HINCAR LA RODILLA
—Ante la duda, arrodíllate. —Rulf ocupaba su puesto de timonel en la toldilla del Viento del Sur, con la caña del timón bien sujeta bajo el brazo—. Arrodíllate del todo y arrodíllate mucho.
—Arrodillarme —masculló Espina—. Entendido.
Le había tocado un remo en la parte trasera del barco, la más trabajosa y la menos digna, y, para colmo, bajo la siempre atenta mirada de Rulf. Espina no paraba de retorcerse en su cofre de mar, forzando el cuello para ver Casa Skeken, pero entre la bruma y la llovizna no podía distinguir más que sombras de fantasmas. Los amenazadores fantasmas de las famosas murallas élficas. El difuminado espectro de la inmensa Torre de la Clerecía.

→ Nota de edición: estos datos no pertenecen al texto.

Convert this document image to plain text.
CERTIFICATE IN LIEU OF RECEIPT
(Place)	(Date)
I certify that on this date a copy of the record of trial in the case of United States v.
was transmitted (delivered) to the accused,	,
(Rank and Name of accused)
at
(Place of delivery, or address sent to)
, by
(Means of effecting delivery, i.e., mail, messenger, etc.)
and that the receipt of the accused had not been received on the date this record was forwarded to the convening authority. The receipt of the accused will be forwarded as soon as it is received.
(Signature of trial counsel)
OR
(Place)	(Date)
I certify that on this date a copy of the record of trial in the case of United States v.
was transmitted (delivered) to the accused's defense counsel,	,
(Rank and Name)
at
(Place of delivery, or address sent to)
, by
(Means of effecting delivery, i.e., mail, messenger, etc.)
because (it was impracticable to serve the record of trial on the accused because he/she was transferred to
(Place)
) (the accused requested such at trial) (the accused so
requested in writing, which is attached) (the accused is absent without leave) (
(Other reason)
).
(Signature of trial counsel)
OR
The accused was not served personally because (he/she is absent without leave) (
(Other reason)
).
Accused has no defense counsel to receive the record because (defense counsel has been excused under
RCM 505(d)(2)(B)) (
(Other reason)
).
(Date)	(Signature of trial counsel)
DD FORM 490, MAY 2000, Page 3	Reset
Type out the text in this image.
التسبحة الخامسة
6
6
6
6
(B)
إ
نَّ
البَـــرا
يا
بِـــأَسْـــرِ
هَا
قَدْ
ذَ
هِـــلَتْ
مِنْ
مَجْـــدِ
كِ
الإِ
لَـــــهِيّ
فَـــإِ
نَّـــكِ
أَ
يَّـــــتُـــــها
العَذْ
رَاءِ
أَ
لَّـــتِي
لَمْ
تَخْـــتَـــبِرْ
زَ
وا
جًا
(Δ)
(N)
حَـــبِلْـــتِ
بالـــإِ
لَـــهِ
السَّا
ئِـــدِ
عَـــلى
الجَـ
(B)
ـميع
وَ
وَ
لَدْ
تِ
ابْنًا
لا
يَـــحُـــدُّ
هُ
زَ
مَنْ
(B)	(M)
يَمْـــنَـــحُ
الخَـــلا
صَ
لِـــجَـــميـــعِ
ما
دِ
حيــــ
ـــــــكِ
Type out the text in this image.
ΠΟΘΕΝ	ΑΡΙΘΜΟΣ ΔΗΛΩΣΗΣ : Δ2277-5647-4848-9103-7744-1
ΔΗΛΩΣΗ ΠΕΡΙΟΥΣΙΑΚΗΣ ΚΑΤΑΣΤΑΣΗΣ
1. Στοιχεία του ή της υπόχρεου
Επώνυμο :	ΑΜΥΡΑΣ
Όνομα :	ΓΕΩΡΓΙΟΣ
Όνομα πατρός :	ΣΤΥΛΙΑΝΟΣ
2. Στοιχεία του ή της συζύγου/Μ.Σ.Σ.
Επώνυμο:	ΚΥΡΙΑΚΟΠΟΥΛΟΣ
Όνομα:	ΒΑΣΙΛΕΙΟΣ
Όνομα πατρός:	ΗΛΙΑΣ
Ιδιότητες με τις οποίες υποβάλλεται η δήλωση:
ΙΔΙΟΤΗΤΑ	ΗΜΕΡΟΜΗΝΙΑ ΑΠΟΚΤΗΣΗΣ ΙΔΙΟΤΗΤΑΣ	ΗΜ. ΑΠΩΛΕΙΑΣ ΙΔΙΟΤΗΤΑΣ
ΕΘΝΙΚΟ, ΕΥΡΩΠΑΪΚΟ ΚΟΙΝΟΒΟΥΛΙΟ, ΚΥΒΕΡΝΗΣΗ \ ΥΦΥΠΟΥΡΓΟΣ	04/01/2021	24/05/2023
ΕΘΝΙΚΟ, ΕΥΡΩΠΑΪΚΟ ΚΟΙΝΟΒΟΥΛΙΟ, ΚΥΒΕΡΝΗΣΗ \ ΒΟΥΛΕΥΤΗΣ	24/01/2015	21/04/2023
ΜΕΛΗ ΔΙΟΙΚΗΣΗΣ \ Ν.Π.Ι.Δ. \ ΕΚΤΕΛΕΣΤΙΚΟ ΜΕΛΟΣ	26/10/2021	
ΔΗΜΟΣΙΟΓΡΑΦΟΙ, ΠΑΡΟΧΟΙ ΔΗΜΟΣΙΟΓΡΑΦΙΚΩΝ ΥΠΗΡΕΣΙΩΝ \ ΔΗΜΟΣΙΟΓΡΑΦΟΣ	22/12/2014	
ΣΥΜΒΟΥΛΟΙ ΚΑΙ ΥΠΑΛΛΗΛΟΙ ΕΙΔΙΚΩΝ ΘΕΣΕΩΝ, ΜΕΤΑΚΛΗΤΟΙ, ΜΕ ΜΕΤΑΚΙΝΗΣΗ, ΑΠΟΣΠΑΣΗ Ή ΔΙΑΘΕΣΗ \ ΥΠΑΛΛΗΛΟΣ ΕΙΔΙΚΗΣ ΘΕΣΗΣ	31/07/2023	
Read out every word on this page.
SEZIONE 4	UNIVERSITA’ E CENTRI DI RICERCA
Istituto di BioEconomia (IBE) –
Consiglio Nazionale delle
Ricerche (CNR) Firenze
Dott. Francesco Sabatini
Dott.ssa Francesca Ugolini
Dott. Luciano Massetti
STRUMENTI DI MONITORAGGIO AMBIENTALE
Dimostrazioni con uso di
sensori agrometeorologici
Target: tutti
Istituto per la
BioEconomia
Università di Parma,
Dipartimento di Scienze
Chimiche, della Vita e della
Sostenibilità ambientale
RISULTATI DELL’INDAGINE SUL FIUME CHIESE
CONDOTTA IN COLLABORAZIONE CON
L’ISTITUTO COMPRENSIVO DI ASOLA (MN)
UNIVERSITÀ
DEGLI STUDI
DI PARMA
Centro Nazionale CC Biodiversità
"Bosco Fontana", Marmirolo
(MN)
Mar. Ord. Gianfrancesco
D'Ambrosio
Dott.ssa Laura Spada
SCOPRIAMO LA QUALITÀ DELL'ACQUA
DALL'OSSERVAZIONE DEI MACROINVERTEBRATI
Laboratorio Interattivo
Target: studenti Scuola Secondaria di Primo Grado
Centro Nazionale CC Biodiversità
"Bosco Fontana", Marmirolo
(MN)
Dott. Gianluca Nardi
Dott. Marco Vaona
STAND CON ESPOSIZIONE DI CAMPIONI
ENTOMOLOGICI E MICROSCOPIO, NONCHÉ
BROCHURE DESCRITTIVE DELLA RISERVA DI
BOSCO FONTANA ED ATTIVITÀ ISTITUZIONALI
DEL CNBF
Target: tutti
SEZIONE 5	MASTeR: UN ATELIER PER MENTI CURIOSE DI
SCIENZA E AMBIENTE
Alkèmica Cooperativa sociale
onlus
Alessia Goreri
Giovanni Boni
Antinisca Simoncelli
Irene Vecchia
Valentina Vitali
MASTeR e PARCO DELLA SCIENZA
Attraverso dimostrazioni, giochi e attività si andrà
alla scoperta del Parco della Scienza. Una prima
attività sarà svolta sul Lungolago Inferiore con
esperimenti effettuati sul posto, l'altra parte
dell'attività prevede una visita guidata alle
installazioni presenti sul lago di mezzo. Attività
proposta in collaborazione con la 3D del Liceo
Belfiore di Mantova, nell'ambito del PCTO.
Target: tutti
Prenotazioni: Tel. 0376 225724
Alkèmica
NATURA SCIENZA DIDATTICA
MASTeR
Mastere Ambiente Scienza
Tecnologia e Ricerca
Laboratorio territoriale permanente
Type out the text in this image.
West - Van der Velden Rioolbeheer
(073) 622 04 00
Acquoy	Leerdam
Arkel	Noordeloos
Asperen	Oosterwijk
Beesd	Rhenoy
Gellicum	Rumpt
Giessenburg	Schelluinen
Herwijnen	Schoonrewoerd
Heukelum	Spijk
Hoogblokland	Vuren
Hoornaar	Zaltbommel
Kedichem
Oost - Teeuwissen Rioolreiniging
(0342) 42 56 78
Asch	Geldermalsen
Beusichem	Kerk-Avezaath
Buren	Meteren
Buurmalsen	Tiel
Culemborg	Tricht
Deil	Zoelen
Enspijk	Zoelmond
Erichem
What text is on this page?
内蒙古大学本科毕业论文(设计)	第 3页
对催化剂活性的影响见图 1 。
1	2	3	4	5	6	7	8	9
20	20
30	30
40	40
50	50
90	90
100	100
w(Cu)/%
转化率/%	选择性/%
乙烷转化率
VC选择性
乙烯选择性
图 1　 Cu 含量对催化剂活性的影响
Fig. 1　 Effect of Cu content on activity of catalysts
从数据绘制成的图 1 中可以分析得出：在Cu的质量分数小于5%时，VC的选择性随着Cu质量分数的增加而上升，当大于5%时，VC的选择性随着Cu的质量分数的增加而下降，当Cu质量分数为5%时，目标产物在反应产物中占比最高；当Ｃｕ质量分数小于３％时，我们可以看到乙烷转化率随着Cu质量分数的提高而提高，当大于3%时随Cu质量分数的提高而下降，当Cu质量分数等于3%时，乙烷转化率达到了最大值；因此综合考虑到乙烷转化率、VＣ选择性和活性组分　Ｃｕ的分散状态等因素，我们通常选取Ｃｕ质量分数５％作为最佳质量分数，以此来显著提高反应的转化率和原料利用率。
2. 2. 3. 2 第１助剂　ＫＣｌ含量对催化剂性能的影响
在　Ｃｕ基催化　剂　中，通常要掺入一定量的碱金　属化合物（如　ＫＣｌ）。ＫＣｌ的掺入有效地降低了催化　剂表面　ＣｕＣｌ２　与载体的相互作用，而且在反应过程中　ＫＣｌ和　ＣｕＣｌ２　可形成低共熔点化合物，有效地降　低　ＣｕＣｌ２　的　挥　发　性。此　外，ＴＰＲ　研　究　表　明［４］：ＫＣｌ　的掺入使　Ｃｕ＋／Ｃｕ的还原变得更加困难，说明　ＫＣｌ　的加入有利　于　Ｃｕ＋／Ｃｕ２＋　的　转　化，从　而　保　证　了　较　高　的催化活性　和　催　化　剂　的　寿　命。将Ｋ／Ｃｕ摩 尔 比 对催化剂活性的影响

—Casi que mejor no levantes las rodillas del suelo en todo el tiempo que estemos aquí —dijo Rulf—. Y, por los dioses, ten quieta esa lengua. Como ofendas en algo a la abuela Wexen, el aplastamiento con piedras te parecerá una caricia.
A medida que se acercaban, Espina vio unas siluetas reunidas en el muelle. Las siluetas se convirtieron en hombres. Los hombres, en guerreros. Una guardia de honor, aunque cobraron más aire de escolta carcelaria mientras amarraban el Viento del Sur y el padre Yarvi y su zarrapastrosa tripulación bajaban al embarcadero resbaladizo por la lluvia.
A sus dieciséis inviernos, Espina era más alta que la mayoría de los hombres, pero cualquiera habría llamado gigante al que se les acercó, que le sacaba al menos una cabeza. Su larga cabellera y su barba estaban oscurecidas por la lluvia y salpicadas de canas, y la piel blanca que llevaba a los hombros, perlada de rocío.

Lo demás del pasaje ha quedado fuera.